Von Ralph Gerstenberg | 02.05.2013
    Es beginnt mit dem Ende. Randolph Tiefenthaler besucht seinen Vater im Gefängnis. Der sitzt dort, weil er Tiefenthalers Nachbarn erschossen haben soll. Tiefenthaler selbst ist nicht unschuldig an der Tat. Wie es dazu kam? Tiefenthaler wird es erzählen - die Geschichte eines Mordes.

    Als einen klassischen Psychothriller will Dirk Kurbjuweit seinen Roman "Angst" jedoch nicht verstanden wissen, auch wenn die Geschichte, die er erzählt, durchaus an bekannte Sujets der Spannungsliteratur erinnert.

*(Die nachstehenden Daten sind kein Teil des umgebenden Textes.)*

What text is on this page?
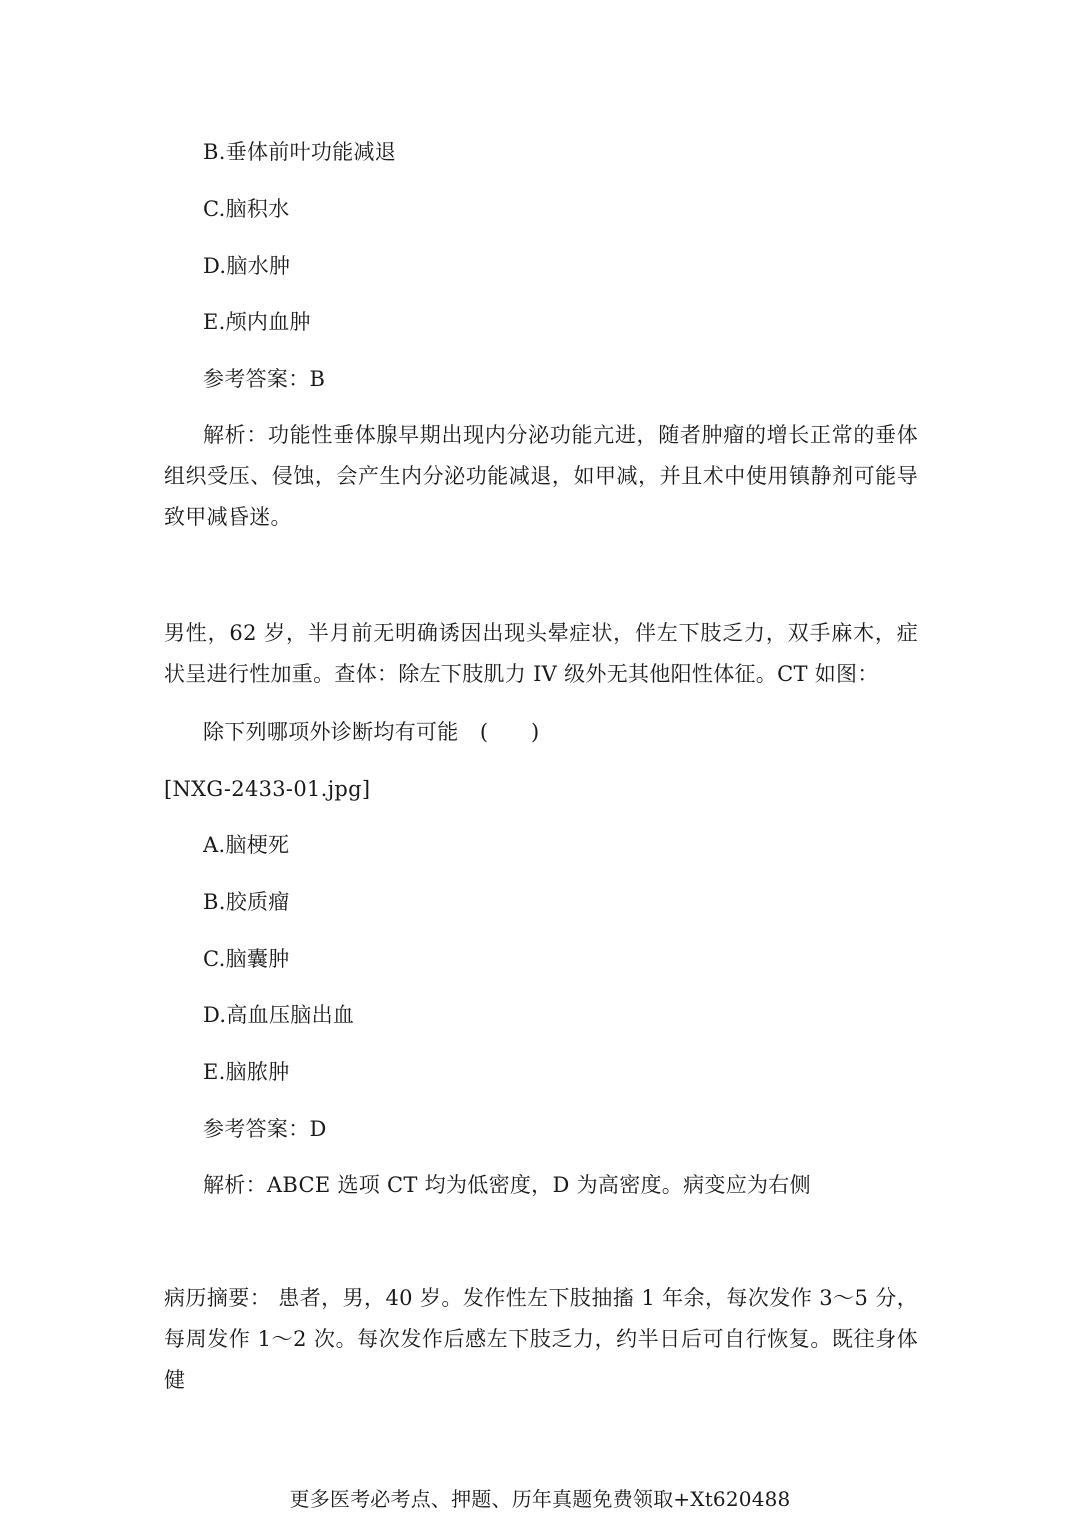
B.垂体前叶功能减退
C.脑积水
D.脑水肿
E.颅内血肿
参考答案：B
解析：功能性垂体腺早期出现内分泌功能亢进，随者肿瘤的增长正常的垂体组织受压、侵蚀，会产生内分泌功能减退，如甲减，并且术中使用镇静剂可能导致甲减昏迷。
男性，62 岁，半月前无明确诱因出现头晕症状，伴左下肢乏力，双手麻木，症状呈进行性加重。查体：除左下肢肌力 IV 级外无其他阳性体征。CT 如图：
除下列哪项外诊断均有可能　(　　)
[NXG-2433-01.jpg]
A.脑梗死
B.胶质瘤
C.脑囊肿
D.高血压脑出血
E.脑脓肿
参考答案：D
解析：ABCE 选项 CT 均为低密度，D 为高密度。病变应为右侧
病历摘要： 患者，男，40 岁。发作性左下肢抽搐 1 年余，每次发作 3～5 分，每周发作 1～2 次。每次发作后感左下肢乏力，约半日后可自行恢复。既往身体健
更多医考必考点、押题、历年真题免费领取+Xt620488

    "Ja, das stimmt, wobei ich Spannung ja auch schnell erstmal rausnehme, indem ich sage: Das ist die Tat, die steht am Anfang. Trotzdem, ich lese jetzt immer 'Psychothriller' - damit kann ich gut leben. Klar, hat es davon was, aber für mich ist es viel mehr, für mich ist es ein Bericht über die Risiken der Bürgerlichkeit."

    Der Ich-Erzähler Randolph Tiefenthaler, ein erfolgreicher Architekt, kauft für seine Familie eine Wohnung im Hochparterre eines Gründerzeithauses am südwestlichen Stadtrand von Berlin. Die Gegend ist gutbürgerlich, ein Villenviertel. Vor dem Kaufabschluss trifft man sich mit den Eigentümern der anderen Wohnungen, nur der Mieter der Souterrainwohnung, ein gewisser Herr Tiberius, fehlt bei der Zusammenkunft. Wäre er dabei gewesen, hätten die Tiefenthalers die Wohnung möglicherweise nicht gekauft.

    "Man sieht einen Menschen und denkt sofort: O Gott, mit dem möchte ich lieber nicht zusammenwohnen. Das sind natürlich dann nur äußerliche Attribute, die man sieht, aber er wirkte so seltsam auf mich damals, so befremdlich, dass ich tatsächlich dieses Gefühl hatte, ich hätte die Wohnung vielleicht tatsächlich nicht gekauft, wenn ich ihn gesehen hätte. Und glaube auch, dass man ihn uns deshalb nicht gezeigt hat. Insofern nehme ich mal an, dass die andern auch wussten, das ist ein schwieriger Typ, der da wohnt."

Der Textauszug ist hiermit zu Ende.